¿Cómo contener la incertidumbre?

* Publicada en Diario Financiero el 28 de mayo

 

El proceso constitucional ha comenzado. La diversidad de demandas llevará a una Constitución que, luego de intensas y acaloradas negociaciones políticas, dará un mayor rol al Estado en la provisión de bienes y servicios, y someterá los derechos de propiedad a otros inalienables en una república democrática, con menores atribuciones de gasto para el Ejecutivo.
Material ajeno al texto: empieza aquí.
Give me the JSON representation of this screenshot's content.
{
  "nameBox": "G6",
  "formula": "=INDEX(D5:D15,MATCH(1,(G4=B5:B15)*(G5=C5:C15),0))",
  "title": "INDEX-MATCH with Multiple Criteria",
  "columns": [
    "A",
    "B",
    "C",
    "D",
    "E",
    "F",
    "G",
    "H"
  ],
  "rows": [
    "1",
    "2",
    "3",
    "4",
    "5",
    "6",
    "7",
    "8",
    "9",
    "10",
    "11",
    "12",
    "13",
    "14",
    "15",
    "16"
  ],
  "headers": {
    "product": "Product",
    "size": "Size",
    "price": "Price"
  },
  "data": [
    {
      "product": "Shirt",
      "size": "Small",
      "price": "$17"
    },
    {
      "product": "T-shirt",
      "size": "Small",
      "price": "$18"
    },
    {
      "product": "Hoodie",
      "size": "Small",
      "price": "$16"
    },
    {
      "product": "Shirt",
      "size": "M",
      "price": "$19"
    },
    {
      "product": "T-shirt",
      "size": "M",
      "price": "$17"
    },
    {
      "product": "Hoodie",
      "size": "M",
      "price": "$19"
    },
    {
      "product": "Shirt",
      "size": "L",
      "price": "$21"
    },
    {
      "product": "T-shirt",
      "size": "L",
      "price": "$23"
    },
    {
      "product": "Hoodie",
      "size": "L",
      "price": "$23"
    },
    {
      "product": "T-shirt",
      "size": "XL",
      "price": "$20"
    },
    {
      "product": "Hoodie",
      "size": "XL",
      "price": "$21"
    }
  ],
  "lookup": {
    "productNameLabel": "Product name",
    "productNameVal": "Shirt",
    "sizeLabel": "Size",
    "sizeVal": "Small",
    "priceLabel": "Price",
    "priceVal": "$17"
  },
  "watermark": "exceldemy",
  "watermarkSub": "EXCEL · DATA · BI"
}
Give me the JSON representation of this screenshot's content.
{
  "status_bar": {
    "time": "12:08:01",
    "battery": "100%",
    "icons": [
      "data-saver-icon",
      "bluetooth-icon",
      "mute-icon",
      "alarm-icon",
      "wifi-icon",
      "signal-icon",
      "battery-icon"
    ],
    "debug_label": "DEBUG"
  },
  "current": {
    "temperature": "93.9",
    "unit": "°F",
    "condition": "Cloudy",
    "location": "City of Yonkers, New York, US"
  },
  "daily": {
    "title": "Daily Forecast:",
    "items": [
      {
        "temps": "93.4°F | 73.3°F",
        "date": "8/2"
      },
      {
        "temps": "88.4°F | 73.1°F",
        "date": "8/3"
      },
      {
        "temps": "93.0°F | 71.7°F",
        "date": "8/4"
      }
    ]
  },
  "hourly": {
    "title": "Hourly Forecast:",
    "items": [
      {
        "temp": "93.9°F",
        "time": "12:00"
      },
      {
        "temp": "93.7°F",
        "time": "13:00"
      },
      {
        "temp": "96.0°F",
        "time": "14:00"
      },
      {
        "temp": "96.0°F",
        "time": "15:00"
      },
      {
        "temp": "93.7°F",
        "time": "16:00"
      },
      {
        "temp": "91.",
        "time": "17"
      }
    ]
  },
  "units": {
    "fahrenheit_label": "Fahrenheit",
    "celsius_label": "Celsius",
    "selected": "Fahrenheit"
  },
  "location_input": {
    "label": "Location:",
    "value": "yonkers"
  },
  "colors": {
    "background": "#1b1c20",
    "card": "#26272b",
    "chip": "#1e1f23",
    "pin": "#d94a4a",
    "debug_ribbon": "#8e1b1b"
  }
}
Este nuevo trato no es un problema para los mercados y para la asignación de capitales, aunque no se puede desconocer que tendremos un daño a los incentivos para la creación de valor virtuoso propio del capitalismo, al menos por un tiempo.

 

El gran desafío para contener la incertidumbre es detener una fuerza subterránea que está combatiendo al establishment político propio de una democracia sana. La amenaza a la democracia se palpa cuando muchos exigen respuestas rápidas para problemas complejos Las fuerzas políticas tradicionales de izquierda y derecha no han perdido la batalla de las ideas (ni de los votos), lo que se observa en que mantienen una votación relevante y con capacidad de contención más allá de la mirada sobre la convención constitucional.

 

Temor y muchas veces ignorancia respecto a discusiones complejas reúne gente que se apoya mutuamente y combinada se transforma en una fuerza transformadora, pero también altamente manipulable. Esa fuerza transformadora, en la medida que comienza a tomar fuerza puede también terminar discriminando, levantando pancartas de buenos y malos, excluidos y favorecidos, blancos y negros, entre otros lemas que prenden con facilidad y terminan generando escaladas de violencia e intransigencia. Este fenómeno sí es dañino para el crecimiento y los mercados del trabajo y capital (sí, para ambos).

 

Cuando esta misma gente que clama por cambios no comprende que dentro de sí misma se está incubando una fuerza incontenible que al poco andar se contradice, se daña el crecimiento. La búsqueda de justicia social y equilibrios puede terminar suscribiendo un movimiento que discriminará a inmigrantes por el gasto social que crecientemente están absorbiendo y a trabajadores dependientes que provienen desde la misma clase trabajadora, pero que se les considera privilegiados. Este fenómeno sí es dañino para el crecimiento y los mercados del trabajo y capital, pues termina desincentivando la movilidad social y desmereciendo la meritocracia.

 

El mejor remedio para disminuir la incertidumbre y fomentar una mantención del crecimiento más allá de 2022 -porque cabe poca duda de que los recursos alcanzarán para que el envión del crecimiento dure este año y parte importante del próximo-, es que las fuerzas políticas tradicionales encuentren el norte, dejen de intentar conquistar al votante disconforme con propuestas populistas y trabajen en una agenda de mediano plazo. Este votante disconforme también tiene un alto componente de razón, pero también de desinformación, y está ahí el rol del político.

 

En lo reciente vemos la búsqueda de sintonía con la disconformidad, pero vemos poco de educación, información y guía. Es muy importante que las fuerzas políticas tradicionales hagan saber sus convicciones en el Congreso y den guía técnica a la convención constitucional. Que alguna de esas fuerzas tradicionales logre la Presidencia a fin de año también es parte de una moderación política que permitirá contener la incertidumbre.